A Celebration Of Colour Within Chaos
Damien Hirst, Cherry Blossoms.
The Fondation Cartier pour l’art contemporain, Paris
June 01, 2021 – January 02, 2022
Cherry Blossoms is Damien Hirst‘s first museum exhibition in France. The Cherry Blossoms series reinterprets, with playful irony, the traditional subject of landscape painting. Hirst combines thick brushstrokes and elements of gestural painting, referencing both Impressionism and Pointillism, as well as Action Painting. The monumental canvases, which are entirely covered in dense bright colours, envelope the viewer in a vast floral landscape moving between figuration and abstraction.
The Cherry Blossoms are at once a subversion and homage to the great artistic movements of the late nineteenth and twentieth centuries. They are integral to the pictorial exploration long carried out by Hirst. In his London studio, the artist describes “diving into the paintings and completely blitzing them from one end to the other”.
He also talks about working on several canvases at the same time and constantly returning to these, which he kept close by, months after their completion. After devoting three full years to the series, Damien Hirst finished The Cherry Blossoms series in November 2020 : “[The pandemic] has given me a lot more time to live with the paintings, and look at them, and make absolutely certain that everything’s finished.”
The complete series comprises 107 canvases (all reproduced in the exhibition catalogue), divided into single panels, diptychs, triptychs, quadriptychs, and even a hexaptych, all large-format. The exhibition, a response to an invitation by Hervé Chandès, General Director of the Fondation Cartier, to Damien Hirst during a meeting in London in 2019, presents thirty paintings selected by Hervé Chandès and the artist. Taking over the space designed by Jean Nouvel, the canvases, covered in thick, vibrant paint, absorb the spectator into the paintings.
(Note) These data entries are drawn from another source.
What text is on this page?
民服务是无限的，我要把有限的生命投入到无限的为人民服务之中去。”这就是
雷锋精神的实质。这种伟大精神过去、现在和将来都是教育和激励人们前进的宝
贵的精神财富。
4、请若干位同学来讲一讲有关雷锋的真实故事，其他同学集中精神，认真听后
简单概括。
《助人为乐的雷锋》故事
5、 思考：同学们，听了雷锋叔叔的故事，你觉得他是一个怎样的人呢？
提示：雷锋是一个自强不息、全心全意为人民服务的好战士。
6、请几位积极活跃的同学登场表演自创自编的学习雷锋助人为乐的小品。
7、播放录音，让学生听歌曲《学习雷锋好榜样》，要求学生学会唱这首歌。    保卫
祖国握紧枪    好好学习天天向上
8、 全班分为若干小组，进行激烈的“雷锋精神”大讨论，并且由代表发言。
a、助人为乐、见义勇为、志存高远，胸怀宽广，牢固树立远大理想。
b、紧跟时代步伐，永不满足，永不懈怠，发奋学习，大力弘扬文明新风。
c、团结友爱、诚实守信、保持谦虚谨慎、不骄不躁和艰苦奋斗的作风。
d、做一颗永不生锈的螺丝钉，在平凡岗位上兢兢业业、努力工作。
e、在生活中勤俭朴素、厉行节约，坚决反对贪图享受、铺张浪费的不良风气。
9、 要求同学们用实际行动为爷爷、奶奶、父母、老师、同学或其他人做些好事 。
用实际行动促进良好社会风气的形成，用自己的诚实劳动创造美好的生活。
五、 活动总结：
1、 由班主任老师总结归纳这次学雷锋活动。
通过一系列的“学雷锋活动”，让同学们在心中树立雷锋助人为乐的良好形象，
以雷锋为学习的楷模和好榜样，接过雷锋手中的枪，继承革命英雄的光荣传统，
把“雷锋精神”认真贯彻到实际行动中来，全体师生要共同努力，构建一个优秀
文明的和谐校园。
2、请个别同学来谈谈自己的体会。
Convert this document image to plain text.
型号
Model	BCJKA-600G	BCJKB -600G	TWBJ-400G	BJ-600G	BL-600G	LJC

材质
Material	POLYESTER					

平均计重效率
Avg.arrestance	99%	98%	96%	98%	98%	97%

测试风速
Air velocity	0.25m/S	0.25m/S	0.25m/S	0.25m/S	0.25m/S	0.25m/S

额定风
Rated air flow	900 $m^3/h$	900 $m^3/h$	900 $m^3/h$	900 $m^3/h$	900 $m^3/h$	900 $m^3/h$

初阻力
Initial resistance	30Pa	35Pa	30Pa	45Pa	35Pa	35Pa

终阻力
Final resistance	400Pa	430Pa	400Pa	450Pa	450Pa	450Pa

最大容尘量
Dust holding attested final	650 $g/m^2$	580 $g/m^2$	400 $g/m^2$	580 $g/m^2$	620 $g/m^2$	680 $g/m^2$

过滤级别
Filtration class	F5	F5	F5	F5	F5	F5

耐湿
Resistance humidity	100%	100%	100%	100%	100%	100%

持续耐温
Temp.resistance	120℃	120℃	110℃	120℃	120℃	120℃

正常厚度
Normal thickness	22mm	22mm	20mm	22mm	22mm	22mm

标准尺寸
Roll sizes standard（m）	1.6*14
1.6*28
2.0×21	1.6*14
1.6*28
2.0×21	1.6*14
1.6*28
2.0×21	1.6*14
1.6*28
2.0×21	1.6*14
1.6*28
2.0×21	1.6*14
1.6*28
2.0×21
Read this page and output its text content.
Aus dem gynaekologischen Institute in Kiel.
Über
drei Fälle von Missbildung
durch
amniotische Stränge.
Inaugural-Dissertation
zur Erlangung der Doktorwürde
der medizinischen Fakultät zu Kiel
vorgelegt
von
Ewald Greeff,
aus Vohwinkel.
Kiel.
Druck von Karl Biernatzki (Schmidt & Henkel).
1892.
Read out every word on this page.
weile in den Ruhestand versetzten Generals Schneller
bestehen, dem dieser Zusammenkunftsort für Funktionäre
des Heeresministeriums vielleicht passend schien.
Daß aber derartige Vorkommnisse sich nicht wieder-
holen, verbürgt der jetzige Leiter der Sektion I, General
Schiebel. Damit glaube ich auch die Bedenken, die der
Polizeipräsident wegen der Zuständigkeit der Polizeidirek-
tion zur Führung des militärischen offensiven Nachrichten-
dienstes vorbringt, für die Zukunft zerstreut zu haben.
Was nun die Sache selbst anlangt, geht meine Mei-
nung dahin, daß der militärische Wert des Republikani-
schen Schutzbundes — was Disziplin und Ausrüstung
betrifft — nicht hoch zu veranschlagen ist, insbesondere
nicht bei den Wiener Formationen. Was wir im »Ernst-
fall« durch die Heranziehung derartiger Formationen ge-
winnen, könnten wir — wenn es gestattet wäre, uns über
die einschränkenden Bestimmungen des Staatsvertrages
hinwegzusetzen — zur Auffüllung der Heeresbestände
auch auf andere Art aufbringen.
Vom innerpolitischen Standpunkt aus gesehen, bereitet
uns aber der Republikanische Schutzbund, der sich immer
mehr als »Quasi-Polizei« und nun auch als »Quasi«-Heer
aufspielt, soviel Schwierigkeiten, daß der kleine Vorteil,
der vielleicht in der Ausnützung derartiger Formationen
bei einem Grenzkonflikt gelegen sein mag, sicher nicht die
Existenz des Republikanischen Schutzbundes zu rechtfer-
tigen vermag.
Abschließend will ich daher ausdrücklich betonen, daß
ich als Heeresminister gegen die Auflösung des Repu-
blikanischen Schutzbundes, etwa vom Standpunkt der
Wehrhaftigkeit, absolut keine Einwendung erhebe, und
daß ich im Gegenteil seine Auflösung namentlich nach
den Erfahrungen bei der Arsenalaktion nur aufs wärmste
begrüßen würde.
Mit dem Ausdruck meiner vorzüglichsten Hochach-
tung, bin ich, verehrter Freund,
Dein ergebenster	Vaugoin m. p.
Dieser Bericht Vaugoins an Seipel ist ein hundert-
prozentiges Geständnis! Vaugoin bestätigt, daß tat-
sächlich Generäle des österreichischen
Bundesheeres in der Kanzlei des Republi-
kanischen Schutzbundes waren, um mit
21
From the Young British Artists to Cherry Blossoms
After studying in Leeds, Damien Hirst entered Goldsmiths College in London in 1986 and quickly became the face of the Young British Artists, a group with a taste for experimentation and creating art viewed as provocative by some. They dominated the British arts scene in the 1990s. Hirst’s Natural History series – in which animals appear in formaldehydefilled tanks – soon became emblematic of his work.
However, painting has always played an essential role in Hirst‘s work: “I’ve had a romance with painting all my life, even if I avoided it. As a young artist, you react to the context, your situation. In the 1980s, painting wasn’t really the way to go.”
If his early canvases were inspired by Abstract Expressionism, which he refers to as a “paint how you feel” approach, in 1986 he began a series known as Spot Paintings, where coloured dots, which appear to have been painted by a machine, erase all traces of human intervention. Initially conceived as an ongoing series, today, the Spot Paintings include over one thousand canvases of varying sizes and titles.
In contrast with the mathematical infinity of the Spot Paintings, the Visual Candy paintings (1993-1995), ironically named after a scathing comment by an art critic who said the paintings looked like curtain designs, are characterized by their thick smudges of paint and exuberant superimposed colours.
More recently, the series known as Colour Space (2016), a variation around the infinite possibility of colour, and Veil Paintings (2018), where dabs of paint shimmer and cover the entire canvas, celebrate the painting surface, depth and color. This exploration culminates in The Cherry Blossoms.
“The Cherry Blossoms are about beauty and life and death. They’re extreme-there’s something almost tacky about them. Like Jackson Pollock twisted by love. They’re decorative but taken from nature. They’re about desire and how we process the things around us and what we turn them into, but also about the insane visual transience of beauty-a tree in full crazy blossom against a clear sky. It’s been so good to make them, to be completely lost in color and in paint in my studio. They’re garish and messy and fragile and about me moving away from Minimalism and the idea of an imaginary mechanical painter and that’s so exciting for me.”